O pastor Jaime Caputti resolveu disputar a candidatura por São Paulo para a vaga federal no início de 2005. Vice-prefeito, em segundo mandato, de Agudos (SP), ele diz que queria ser deputado para realizar no país o mesmo trabalho de "libertação" que realiza em seu município.
"Há muitas coisas que estão amarrando a nossa nação. Isso é conseqüência do que acontece no mundo espiritual." Chamado a dar exemplos, diz: "Pecados no passado, como a escravidão. Como autoridade, poderíamos guerrear no nível espiritual".
Passou os primeiros meses do ano passado nessa empreitada, mas foi derrotado por Campos nas prévias do Estado. Promete agora apoio ao deputado.
Para participar do processo, ele diz, há algum custo, já que cabe ao próprio pré-candidato o custeio de viagens para fazer campanha com os pastores. Isso é compensado, afirma Campos, na campanha do ano seguinte, quando o fato de contar com os votos da igreja diminui os custos de campanha. "Não dependo de grupos financeiros", declara.
Com três deputados federais, a Quadrangular acredita que pode fazer dez representantes na Câmara nestas eleições.
O mandato, diz Campos, é "ligado diretamente à igreja". Uma de suas preocupações centrais é a defesa de temas "éticos e doutrinários", como o combate ao aborto e ao homossexualismo.
O deputado estadual Waldir Agnello (PTB-SP), também candidato à reeleição e vencedor da prévia da Quadrangular com 65,3% dos votos, diz "não ter dúvidas" de que a representação evangélica nas assembléias do país vai crescer. "Até por conta desse cenário de insatisfação."
No terceiro domingo de dezembro, Agnello e Campos visitaram uma igreja da Quadrangular em Sorocaba (SP).
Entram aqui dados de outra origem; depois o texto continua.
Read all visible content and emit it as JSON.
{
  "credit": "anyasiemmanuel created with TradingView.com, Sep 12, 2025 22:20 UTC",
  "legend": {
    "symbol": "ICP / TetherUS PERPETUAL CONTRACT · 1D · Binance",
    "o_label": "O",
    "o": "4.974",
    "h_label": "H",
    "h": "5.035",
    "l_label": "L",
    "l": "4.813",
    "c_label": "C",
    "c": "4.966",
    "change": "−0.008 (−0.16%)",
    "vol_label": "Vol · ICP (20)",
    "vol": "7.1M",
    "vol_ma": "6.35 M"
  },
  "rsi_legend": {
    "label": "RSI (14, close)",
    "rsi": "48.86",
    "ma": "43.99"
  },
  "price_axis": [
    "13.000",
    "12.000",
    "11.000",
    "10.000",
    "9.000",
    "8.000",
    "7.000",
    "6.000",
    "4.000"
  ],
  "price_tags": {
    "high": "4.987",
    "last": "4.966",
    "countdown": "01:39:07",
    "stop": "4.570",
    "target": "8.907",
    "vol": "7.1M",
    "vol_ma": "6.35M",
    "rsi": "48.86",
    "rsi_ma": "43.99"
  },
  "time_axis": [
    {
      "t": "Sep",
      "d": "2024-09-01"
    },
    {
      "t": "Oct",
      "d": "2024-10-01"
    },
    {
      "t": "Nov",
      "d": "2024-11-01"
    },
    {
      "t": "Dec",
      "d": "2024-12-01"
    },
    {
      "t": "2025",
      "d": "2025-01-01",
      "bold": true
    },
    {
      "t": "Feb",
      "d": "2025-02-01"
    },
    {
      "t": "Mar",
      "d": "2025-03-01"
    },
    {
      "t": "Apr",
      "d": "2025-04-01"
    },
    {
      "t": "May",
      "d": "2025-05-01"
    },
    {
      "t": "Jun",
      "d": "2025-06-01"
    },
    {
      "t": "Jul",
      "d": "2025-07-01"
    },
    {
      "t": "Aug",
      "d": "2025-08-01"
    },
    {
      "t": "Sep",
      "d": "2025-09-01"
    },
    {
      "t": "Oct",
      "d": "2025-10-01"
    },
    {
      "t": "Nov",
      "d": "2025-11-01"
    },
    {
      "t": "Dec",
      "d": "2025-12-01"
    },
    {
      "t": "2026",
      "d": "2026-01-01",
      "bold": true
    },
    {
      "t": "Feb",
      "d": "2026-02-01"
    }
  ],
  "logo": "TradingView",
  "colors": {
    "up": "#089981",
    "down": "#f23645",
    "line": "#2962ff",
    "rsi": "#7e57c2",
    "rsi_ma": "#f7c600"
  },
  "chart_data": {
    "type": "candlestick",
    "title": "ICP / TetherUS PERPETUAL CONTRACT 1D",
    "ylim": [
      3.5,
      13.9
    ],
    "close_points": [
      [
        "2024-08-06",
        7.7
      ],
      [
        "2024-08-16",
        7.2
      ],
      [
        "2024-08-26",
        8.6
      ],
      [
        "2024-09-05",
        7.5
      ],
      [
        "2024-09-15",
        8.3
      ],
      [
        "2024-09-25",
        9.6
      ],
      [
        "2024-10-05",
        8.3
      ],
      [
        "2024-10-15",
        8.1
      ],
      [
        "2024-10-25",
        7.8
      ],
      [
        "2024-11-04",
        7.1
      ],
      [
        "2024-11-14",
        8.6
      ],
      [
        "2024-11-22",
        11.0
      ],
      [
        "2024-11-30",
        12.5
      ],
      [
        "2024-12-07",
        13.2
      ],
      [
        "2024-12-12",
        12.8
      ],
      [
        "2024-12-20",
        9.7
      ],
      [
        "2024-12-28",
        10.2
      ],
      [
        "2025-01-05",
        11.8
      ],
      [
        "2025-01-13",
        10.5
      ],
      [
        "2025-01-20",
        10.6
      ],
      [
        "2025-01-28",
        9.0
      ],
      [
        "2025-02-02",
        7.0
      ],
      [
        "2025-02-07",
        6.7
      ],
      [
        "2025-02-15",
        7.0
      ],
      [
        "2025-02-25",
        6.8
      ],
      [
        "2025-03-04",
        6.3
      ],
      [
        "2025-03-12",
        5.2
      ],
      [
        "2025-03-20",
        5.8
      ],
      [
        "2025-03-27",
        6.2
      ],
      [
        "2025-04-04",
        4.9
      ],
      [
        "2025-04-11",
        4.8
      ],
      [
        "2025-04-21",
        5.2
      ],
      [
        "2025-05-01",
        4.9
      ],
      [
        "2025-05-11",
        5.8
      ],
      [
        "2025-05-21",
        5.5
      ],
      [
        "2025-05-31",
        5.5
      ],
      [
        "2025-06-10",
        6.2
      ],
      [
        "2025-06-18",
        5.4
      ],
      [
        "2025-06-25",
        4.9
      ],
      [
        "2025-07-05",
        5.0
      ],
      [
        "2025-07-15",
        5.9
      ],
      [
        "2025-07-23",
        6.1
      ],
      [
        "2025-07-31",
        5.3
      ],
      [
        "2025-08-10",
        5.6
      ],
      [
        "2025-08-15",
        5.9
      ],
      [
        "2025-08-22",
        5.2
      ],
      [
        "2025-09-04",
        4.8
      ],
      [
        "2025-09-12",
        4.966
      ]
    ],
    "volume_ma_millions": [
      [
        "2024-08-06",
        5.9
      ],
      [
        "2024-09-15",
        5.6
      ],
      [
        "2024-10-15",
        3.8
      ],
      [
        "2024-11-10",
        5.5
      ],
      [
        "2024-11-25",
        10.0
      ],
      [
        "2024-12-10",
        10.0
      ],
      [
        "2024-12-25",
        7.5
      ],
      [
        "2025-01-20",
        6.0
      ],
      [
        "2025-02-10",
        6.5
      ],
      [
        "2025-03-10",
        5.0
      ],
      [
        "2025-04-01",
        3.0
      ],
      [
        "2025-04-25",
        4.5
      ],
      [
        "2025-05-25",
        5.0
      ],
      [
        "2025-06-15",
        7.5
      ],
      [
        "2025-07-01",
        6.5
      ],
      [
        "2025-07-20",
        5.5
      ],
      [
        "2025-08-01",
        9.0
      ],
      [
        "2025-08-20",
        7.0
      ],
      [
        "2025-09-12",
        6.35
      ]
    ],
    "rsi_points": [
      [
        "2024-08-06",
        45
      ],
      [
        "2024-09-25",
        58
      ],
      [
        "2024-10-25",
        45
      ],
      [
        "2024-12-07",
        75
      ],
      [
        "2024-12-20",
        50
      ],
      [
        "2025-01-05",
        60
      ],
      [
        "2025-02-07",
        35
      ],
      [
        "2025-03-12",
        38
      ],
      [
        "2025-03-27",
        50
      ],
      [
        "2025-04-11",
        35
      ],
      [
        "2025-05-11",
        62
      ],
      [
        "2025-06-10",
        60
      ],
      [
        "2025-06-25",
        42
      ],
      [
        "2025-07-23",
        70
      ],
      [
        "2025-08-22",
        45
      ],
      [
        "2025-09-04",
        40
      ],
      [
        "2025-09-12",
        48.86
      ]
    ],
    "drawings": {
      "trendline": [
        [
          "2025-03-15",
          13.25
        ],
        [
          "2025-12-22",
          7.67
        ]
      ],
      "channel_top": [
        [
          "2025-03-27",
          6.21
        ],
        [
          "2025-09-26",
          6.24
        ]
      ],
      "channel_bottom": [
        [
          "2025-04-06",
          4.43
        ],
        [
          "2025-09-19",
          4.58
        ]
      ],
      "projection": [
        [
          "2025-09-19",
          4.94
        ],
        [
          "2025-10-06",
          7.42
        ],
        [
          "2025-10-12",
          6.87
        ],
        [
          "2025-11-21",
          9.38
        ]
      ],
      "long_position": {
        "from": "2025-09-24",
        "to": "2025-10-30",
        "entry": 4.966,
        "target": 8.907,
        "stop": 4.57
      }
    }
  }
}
Naquela manhã, o deputado já havia falado para fiéis em São José dos Campos (SP) e visitaria outras duas igrejas na mesma noite.
Ao final de uma celebração, Campos subiu ao púlpito. "Está aqui conosco o pastor Waldir Agnello. Ele é nosso deputado estadual. Quantos ainda não o conhecem? Levantem a mão." Um terço da igreja manifestou desconhecer o político. "Esse é o nosso brilhante deputado estadual que hoje veio pregar a palavra", continuou Campos.
Agnello assume o microfone: "Em Brasília há uma deputada que apresentou um projeto e que trabalha com um empenho muito grande para que se libere de uma vez o aborto". E segue: "Conseguimos realizar uma mobilização, a ponto de [o projeto] não ser votado neste ano". Palmas. "Amém", dizem alguns.